The millennial generation (those born between 1982 and 2002) has been widely analysed and extensively written about. They have a mixed reputation. On one hand, they are considered extremely talented, creative, ambitious, and tech-savvy, while on the other hand, they have been called a pampered generation, unwilling to put in hard work. Since they have been brought up in the era of instant-everything, they feel entitled and often lack the patience and forethought, required for matters like investing and wealth creation for the long-term.
Here, we shed light on some of the common myths that millennials have about money.
- Myth 1: One Can Get Rich, Fast
Some millennials have a notion that it is possible to get-rich-fast. Be it through job hopping or working at a multi-national or pledging money in multi-levelmarketing schemes, or buying lotteries, etc. However, this is nothing but a myth and a mindset that makes them vulnerable to mis-selling. In reality, wealth creation is a long and meticulous process. It takes disciplined saving and prudent investing.

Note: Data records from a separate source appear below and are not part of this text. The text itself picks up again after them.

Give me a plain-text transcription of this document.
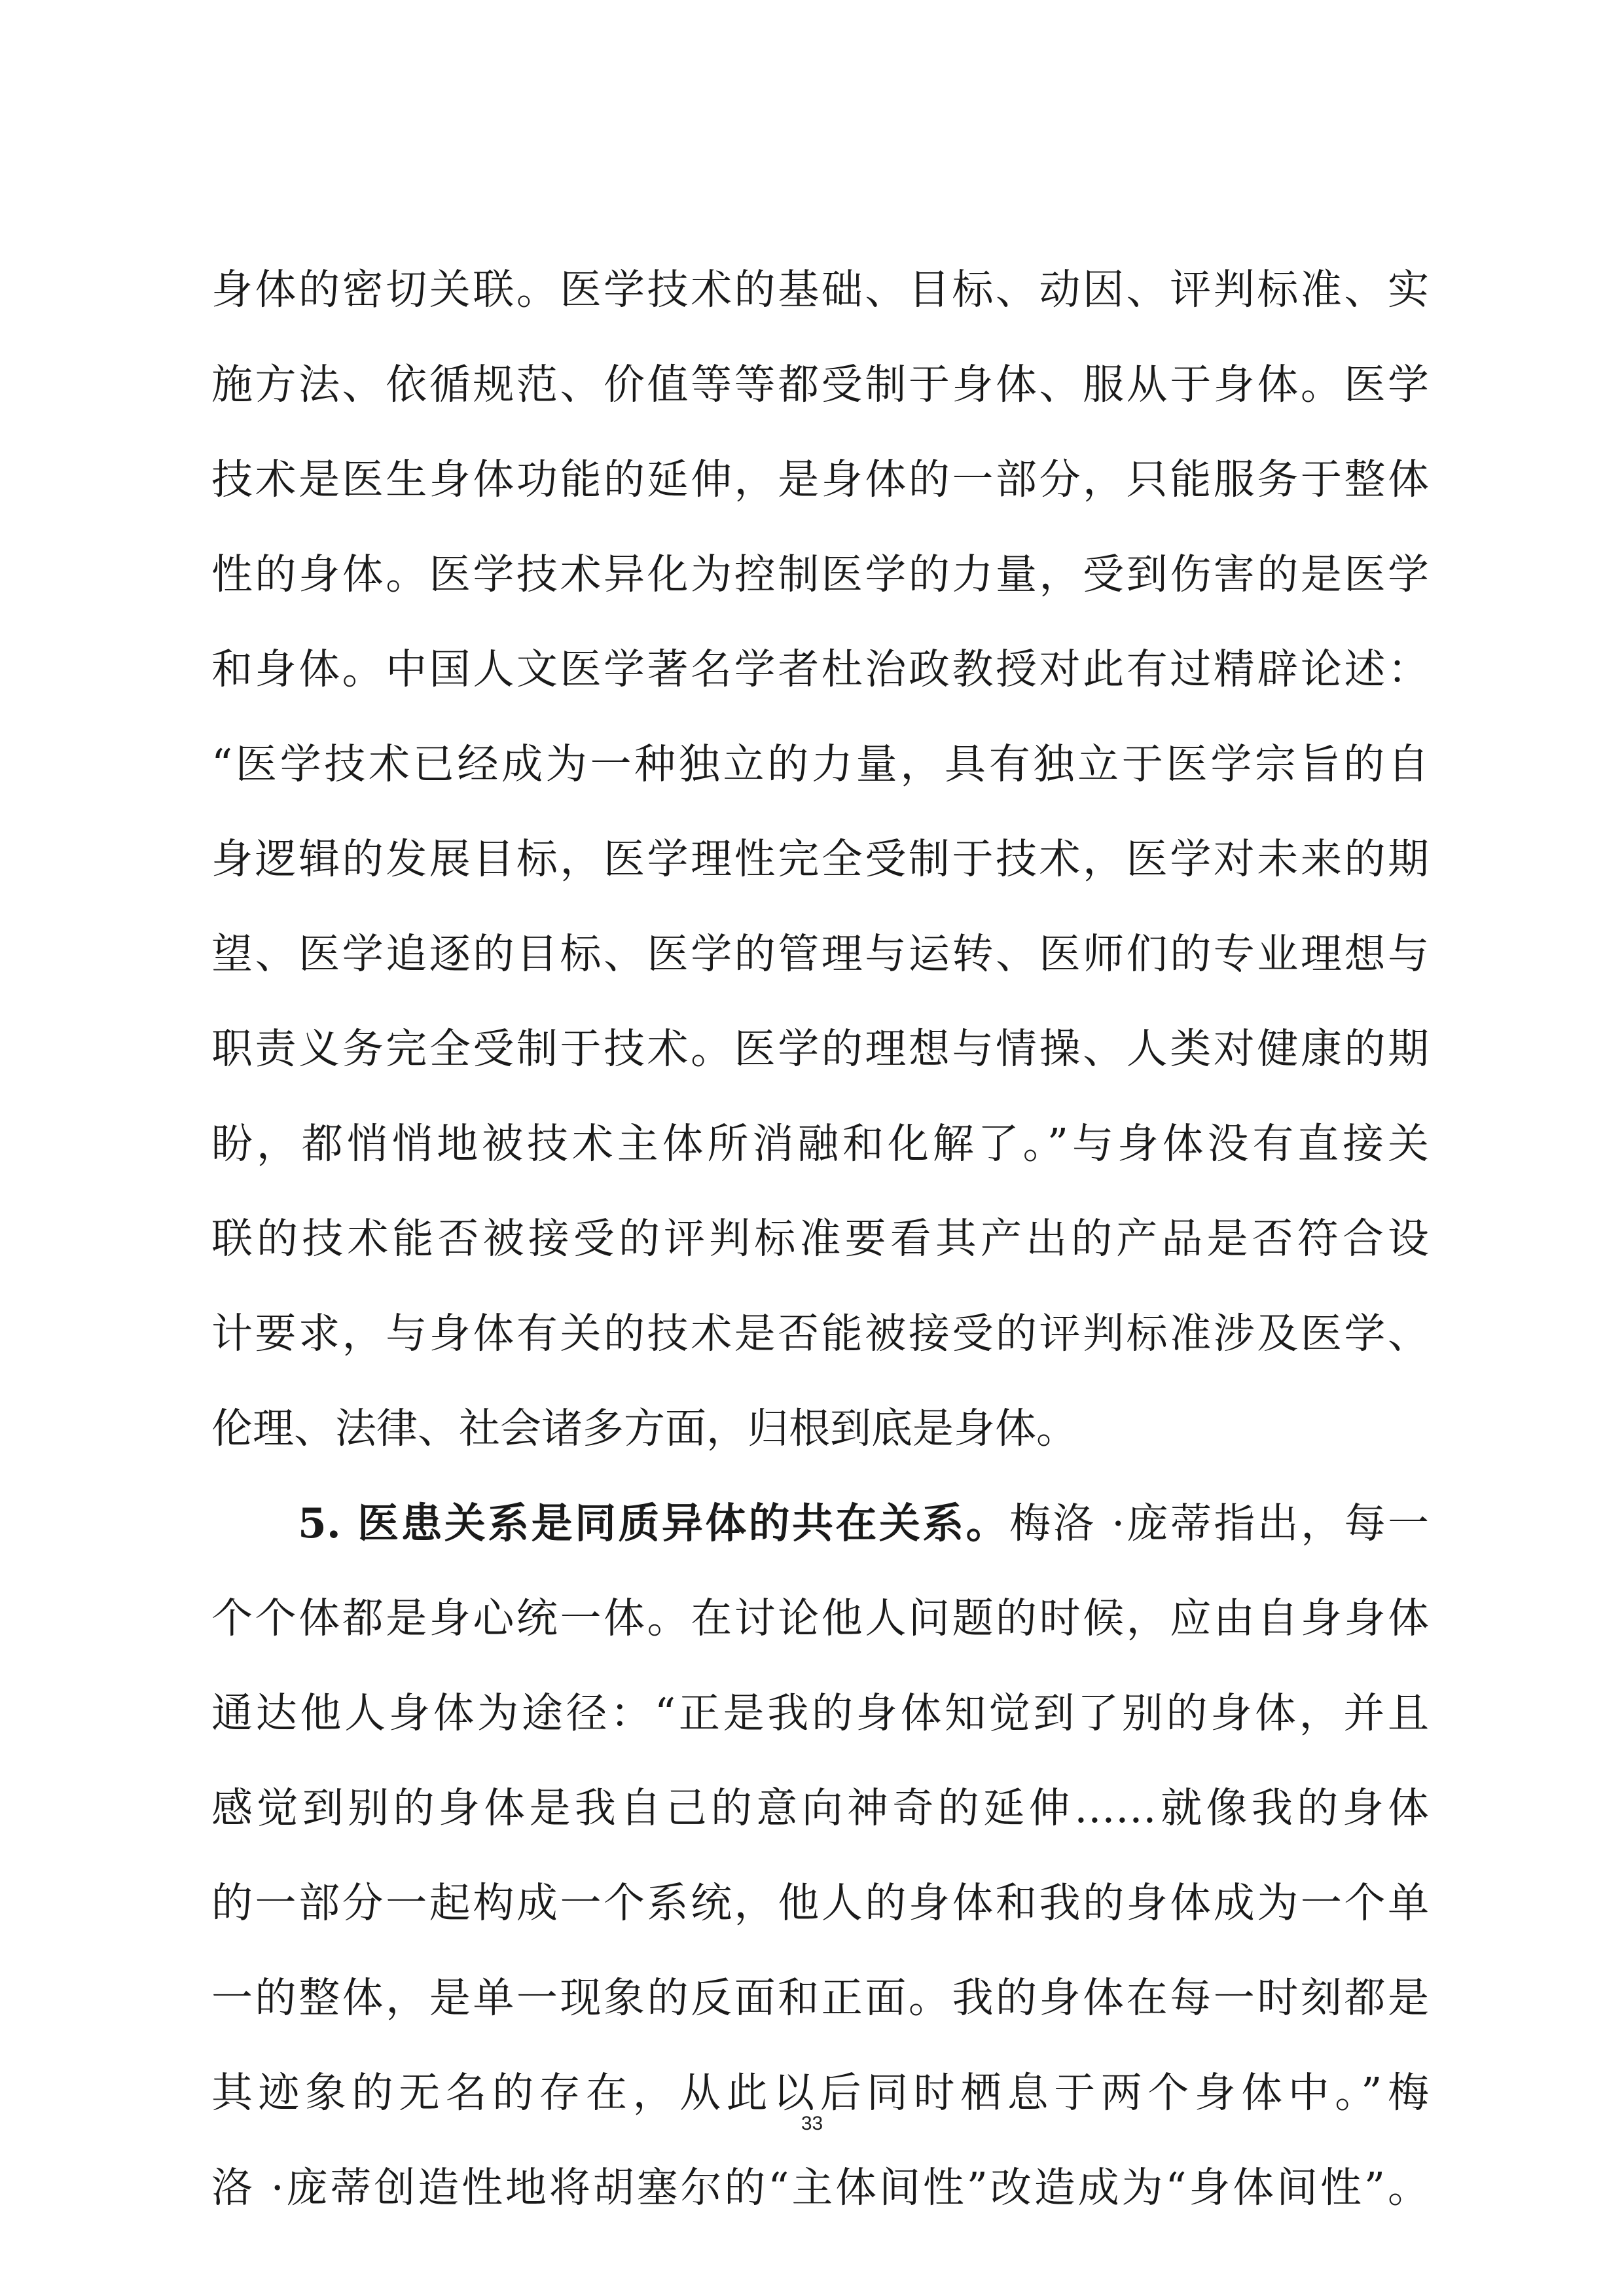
身体的密切关联。医学技术的基础、目标、动因、评判标准、实
施方法、依循规范、价值等等都受制于身体、服从于身体。医学
技术是医生身体功能的延伸，是身体的一部分，只能服务于整体
性的身体。医学技术异化为控制医学的力量，受到伤害的是医学
和身体。中国人文医学著名学者杜治政教授对此有过精辟论述：
“医学技术已经成为一种独立的力量，具有独立于医学宗旨的自
身逻辑的发展目标，医学理性完全受制于技术，医学对未来的期
望、医学追逐的目标、医学的管理与运转、医师们的专业理想与
职责义务完全受制于技术。医学的理想与情操、人类对健康的期
盼，都悄悄地被技术主体所消融和化解了。”与身体没有直接关
联的技术能否被接受的评判标准要看其产出的产品是否符合设
计要求，与身体有关的技术是否能被接受的评判标准涉及医学、
伦理、法律、社会诸多方面，归根到底是身体。
5. 医患关系是同质异体的共在关系。梅洛 ·庞蒂指出，每一
个个体都是身心统一体。在讨论他人问题的时候，应由自身身体
通达他人身体为途径：“正是我的身体知觉到了别的身体，并且
感觉到别的身体是我自己的意向神奇的延伸……就像我的身体
的一部分一起构成一个系统，他人的身体和我的身体成为一个单
一的整体，是单一现象的反面和正面。我的身体在每一时刻都是
其迹象的无名的存在，从此以后同时栖息于两个身体中。”梅
洛 ·庞蒂创造性地将胡塞尔的“主体间性”改造成为“身体间性”。
33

- Myth 2: Paying Taxes Isn’t a Big Deal
Taxes are what keeps the country running. Everybody pays taxes. If your salary slip says you don’t pay any tax, wait for your CTC to increase. Besides, tax on salary is only one of the many taxes we pay. For example, when you buy goods and services, you pay (indirect) taxes, when you receive interest on the money in your savings account above Rs. 10,000 in a fiscal or fixed deposit, you pay a tax. Hence, tax planning should be a key consideration while making financial decisions. Robert Kiyosaki, in his 1997 classic, Rich Dad Poor Dad, recommends starting a side business to offset the impact of taxes.
- Myth 3: All Forms of Debts are Bad
We live in times when loans and cash advances are easy to come by. ‘Attractive offers’ are indeed attractive, and it is difficult to resist the lure of a 0% EMI. Availing a loan is not bad. In fact, borrowing is good, but borrowing beyond one’s means is not. Also, borrowing to meet your needs is good, but borrowing to fuel your wants is not.
The question to ask yourself is – Am I buying something that will help me get ahead? Is it an investment? That will offer returns? For example, learning a new skill, buying a laptop for freelance projects, etc., are investments and not expenses. This is a good debt. Go for it if you can repay comfortably.
- Myth 4: Stock Market are Unsafe
For a generation that likes to explore and experiment, it is surprising that a lot of millennials think that investing in stock markets is unsafe. This is perhaps the most expensive myth, for it hampers long-term wealth creation.
Yes, there are risks associated with investing. But then, not investing can also be dangerous. Keeping your hard-earned money in a savings account can see you get negative real returns if inflation is higher than savings account interest rate. Investing in equities, via professional fund managers, like mutual funds have, can help you gain in the long-term. You must aim to get real returns (after accounting for inflation and taxes). Moreover, the markets, mutual fund companies, and intermediaries are regulated by agencies like SEBI. There are strict rules and provisions to ensure that investor interests are safeguarded at all stages. Learning to manage money is an important life skill and investing smartly, is a key aspect of this.